Walking the Path of the Past

travel-log(Written Feb. 11) – Last full day in Naples; fly out for Virginia tomorrow.  This has been a very hard trip in many ways.  Partly by the news of not getting into William and Mary, partly by the reality of having to start planning for a different future, and partly by the simple fact that, after Gaeta last Sunday, I fell ill.

HARD.

Still, I had to teach so I dragged myself out of my room and got into character and taught.   But Monday to Wednesday was rather awful.  Not only was my body very unhappy, but when I get sick my moods crash, and I’ve already enough on my plate to make anyone feel isolated without illness.

Fortunately I got better in time for the Path of the Gods on Thursday, and I think that strenuous hike burned the remnants of my illness out of me.

Today I headed back into downtown Naples and walked the Path of the Past.  There are a few entrances to Naples Underground–archaeological excavations under the modern city opening up access to its roots.  I chose to enter through the museum church of San Lorenzo Maggiore, which used to be a Franciscan order.  The church itself is a magnificent structure, and well worth seeing.  But then our tour guide led us down 2,000 years ago.

Original Greek structures were built on top of by the later Romans.  Greeks built with large blocks and no mortar.  The Romans introduced smaller blocks with mortar.  This both allowed for more intricate designs AND served to display their wealth (smaller blocks mean more labor to build, meaning more cost, meaning more money to pay for the labor, meaning more wealth…you get the idea).

In places the Romans simply built a wall in front of an exist Greek wall.  In others they built on top of the Greek structures…until The Flood.

In the 5th century a flood buried the whole area under several meters of mud.  This flood was no volcanic event; it was just a flood.  But it filled in the area as surely as Vesuvius’ mud flows sealed Pompeii and Herculaneum.

The medieval Neapolitans rebuilt atop this mud.  In a few select places the tunneled down and you find medieval steps accessing the ancient Roman spaces.  But, by and large, the ancient world was sealed from the medieval world.  And then, as it common, the modern era began to grow up atop the medieval world.
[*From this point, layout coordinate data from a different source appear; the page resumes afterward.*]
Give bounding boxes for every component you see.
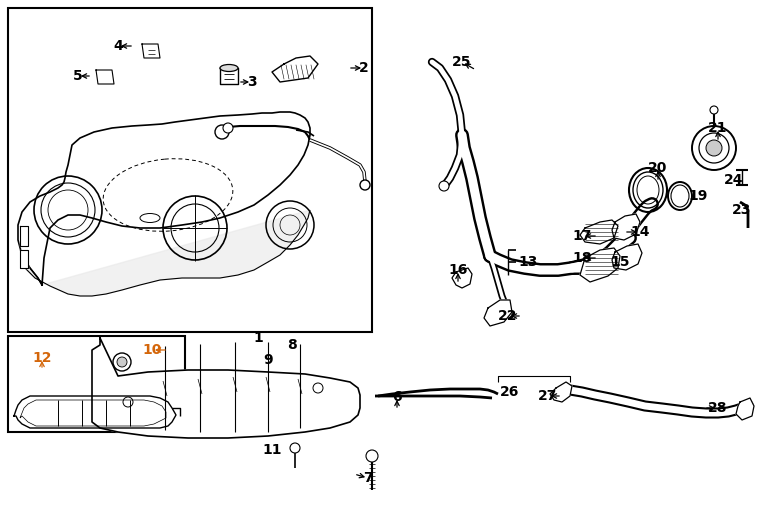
Text: 8: 8	[287, 338, 297, 352]
Text: 19: 19	[688, 189, 707, 203]
Polygon shape	[612, 244, 642, 270]
Text: 1: 1	[253, 331, 263, 345]
Circle shape	[692, 126, 736, 170]
Text: 24: 24	[724, 173, 744, 187]
Text: 10: 10	[143, 343, 162, 357]
Text: 3: 3	[247, 75, 257, 89]
Polygon shape	[20, 250, 28, 268]
Text: 5: 5	[73, 69, 83, 83]
Polygon shape	[612, 214, 640, 240]
Text: 4: 4	[113, 39, 123, 53]
Bar	[8, 8, 372, 332]
Text: 14: 14	[630, 225, 650, 239]
Polygon shape	[20, 226, 28, 246]
Ellipse shape	[220, 64, 238, 72]
Text: 22: 22	[498, 309, 518, 323]
Text: 28: 28	[708, 401, 728, 415]
Text: 16: 16	[449, 263, 468, 277]
Circle shape	[117, 357, 127, 367]
Polygon shape	[14, 396, 176, 428]
Circle shape	[439, 181, 449, 191]
Text: 26: 26	[500, 385, 520, 399]
Text: 17: 17	[572, 229, 592, 243]
Text: 18: 18	[572, 251, 592, 265]
Circle shape	[215, 125, 229, 139]
Text: 13: 13	[518, 255, 537, 269]
Text: 23: 23	[732, 203, 751, 217]
Text: 11: 11	[263, 443, 282, 457]
Circle shape	[223, 123, 233, 133]
Polygon shape	[484, 300, 512, 326]
Text: 21: 21	[708, 121, 728, 135]
Polygon shape	[580, 220, 618, 244]
Text: 15: 15	[610, 255, 630, 269]
Polygon shape	[92, 338, 360, 438]
Polygon shape	[142, 44, 160, 58]
Text: 20: 20	[648, 161, 668, 175]
Circle shape	[290, 443, 300, 453]
Polygon shape	[272, 56, 318, 82]
Circle shape	[710, 106, 718, 114]
Text: 25: 25	[452, 55, 472, 69]
Polygon shape	[580, 248, 620, 282]
Circle shape	[360, 180, 370, 190]
Polygon shape	[22, 210, 310, 296]
Circle shape	[699, 133, 729, 163]
Polygon shape	[96, 70, 114, 84]
Text: 7: 7	[364, 471, 373, 485]
Polygon shape	[18, 112, 310, 285]
Circle shape	[706, 140, 722, 156]
Polygon shape	[220, 68, 238, 84]
Text: 27: 27	[538, 389, 558, 403]
Polygon shape	[550, 382, 572, 402]
Text: 2: 2	[359, 61, 369, 75]
Text: 6: 6	[392, 390, 402, 404]
Polygon shape	[736, 398, 754, 420]
Bar	[8, 336, 185, 432]
Polygon shape	[452, 268, 472, 288]
Circle shape	[366, 450, 378, 462]
Text: 12: 12	[32, 351, 52, 365]
Text: 9: 9	[263, 353, 272, 367]
Circle shape	[113, 353, 131, 371]
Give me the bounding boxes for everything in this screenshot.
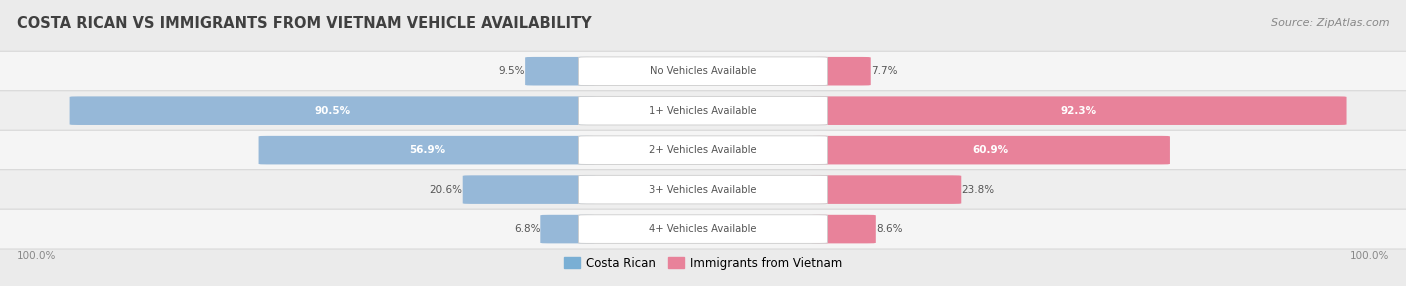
FancyBboxPatch shape (579, 175, 827, 204)
FancyBboxPatch shape (0, 130, 1406, 170)
Text: 60.9%: 60.9% (972, 145, 1008, 155)
FancyBboxPatch shape (526, 57, 596, 86)
FancyBboxPatch shape (810, 215, 876, 243)
FancyBboxPatch shape (579, 96, 827, 125)
Text: 100.0%: 100.0% (17, 251, 56, 261)
Text: 23.8%: 23.8% (962, 185, 994, 194)
FancyBboxPatch shape (579, 57, 827, 86)
FancyBboxPatch shape (810, 175, 962, 204)
Legend: Costa Rican, Immigrants from Vietnam: Costa Rican, Immigrants from Vietnam (558, 252, 848, 274)
Text: 6.8%: 6.8% (513, 224, 540, 234)
FancyBboxPatch shape (0, 170, 1406, 210)
FancyBboxPatch shape (579, 215, 827, 243)
FancyBboxPatch shape (69, 96, 596, 125)
Text: 56.9%: 56.9% (409, 145, 446, 155)
Text: 1+ Vehicles Available: 1+ Vehicles Available (650, 106, 756, 116)
FancyBboxPatch shape (259, 136, 596, 164)
Text: 7.7%: 7.7% (870, 66, 897, 76)
FancyBboxPatch shape (810, 57, 870, 86)
Text: 8.6%: 8.6% (876, 224, 903, 234)
Text: 92.3%: 92.3% (1060, 106, 1097, 116)
Text: Source: ZipAtlas.com: Source: ZipAtlas.com (1271, 18, 1389, 28)
FancyBboxPatch shape (0, 209, 1406, 249)
FancyBboxPatch shape (0, 91, 1406, 131)
Text: COSTA RICAN VS IMMIGRANTS FROM VIETNAM VEHICLE AVAILABILITY: COSTA RICAN VS IMMIGRANTS FROM VIETNAM V… (17, 16, 592, 31)
FancyBboxPatch shape (540, 215, 596, 243)
FancyBboxPatch shape (0, 51, 1406, 91)
Text: 100.0%: 100.0% (1350, 251, 1389, 261)
FancyBboxPatch shape (463, 175, 596, 204)
Text: 4+ Vehicles Available: 4+ Vehicles Available (650, 224, 756, 234)
FancyBboxPatch shape (810, 96, 1347, 125)
Text: 3+ Vehicles Available: 3+ Vehicles Available (650, 185, 756, 194)
Text: 9.5%: 9.5% (499, 66, 526, 76)
Text: No Vehicles Available: No Vehicles Available (650, 66, 756, 76)
FancyBboxPatch shape (810, 136, 1170, 164)
FancyBboxPatch shape (579, 136, 827, 164)
Text: 20.6%: 20.6% (430, 185, 463, 194)
Text: 90.5%: 90.5% (315, 106, 350, 116)
Text: 2+ Vehicles Available: 2+ Vehicles Available (650, 145, 756, 155)
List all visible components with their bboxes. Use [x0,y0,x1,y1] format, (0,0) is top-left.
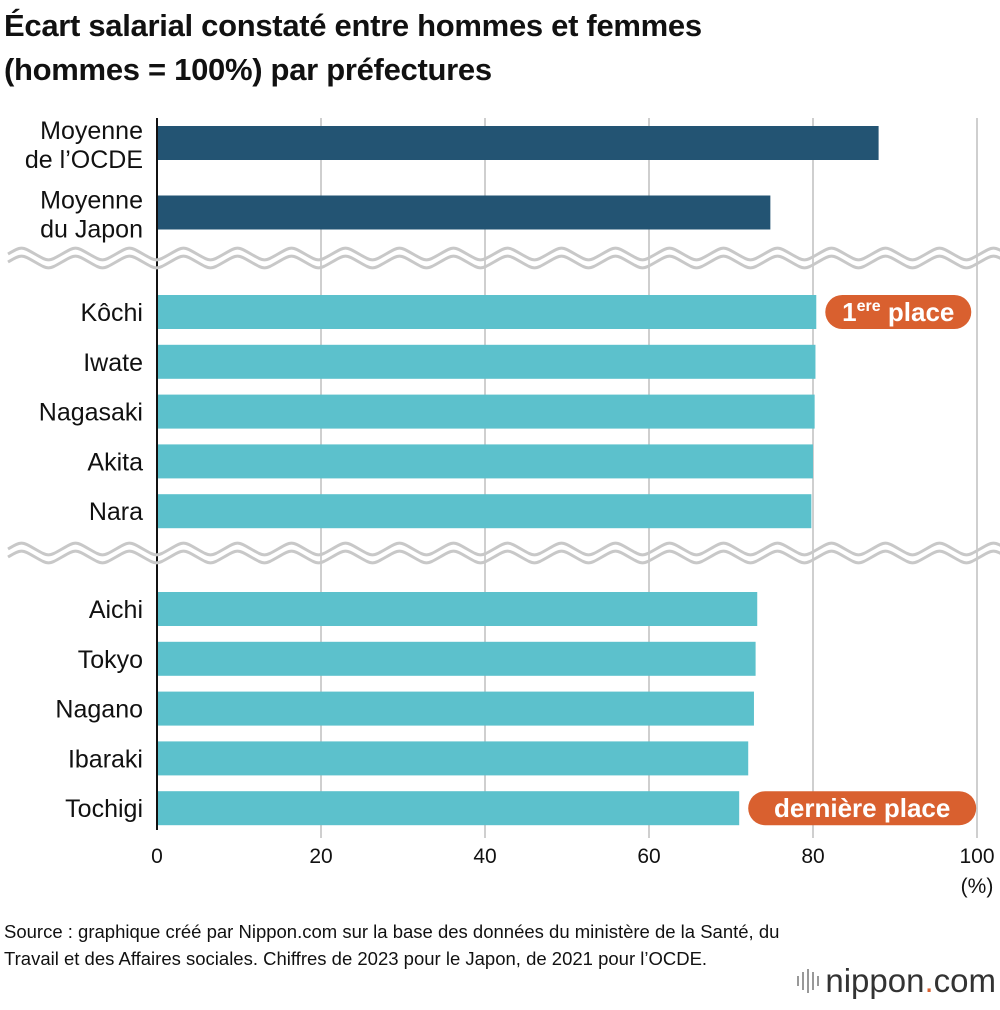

The upshot is that modern Naples is like many modern cities.  It is not sitting on a solid bed of bedrock; the modern shops and streets and monuments are resting atop a honeycomb of ancient structures that show no sign of collapse.  It is a testament to those ancient engineers that their hand-built cities of stone and complex tile mosaics provide a secure foundation for our modern world.

I continued my journey into the past by visiting two magnificent basilicas while in search of the Veiled Christ, a 1753 work by Giuseppe Sammartino that skillfully shows the body of Christ under a veil.  It’s all stone, but the veil looks like a cloth gently draped over the statue.

I never found it.

However…

I discovered tonight that I was actually IN the church with the statue today!  I did NOT realize it, but the second basilica I toured WAS the church with that wonderful statue…and I missed it.

AARRRGUGH!!!!!

Still, this gives me a reason to come back (as if I needed a reason to return to this wonderfully chaotic collision of humanity).

It was good to walk the streets of downtown Naples again.  To eat in an open air cafe, stop a couple of times for a proper cafe espresso.

Despite missing the Veiled Christ, it was a good last day.  I just wish I had someone to have shared the adventure with because, oh, what an adventure it was!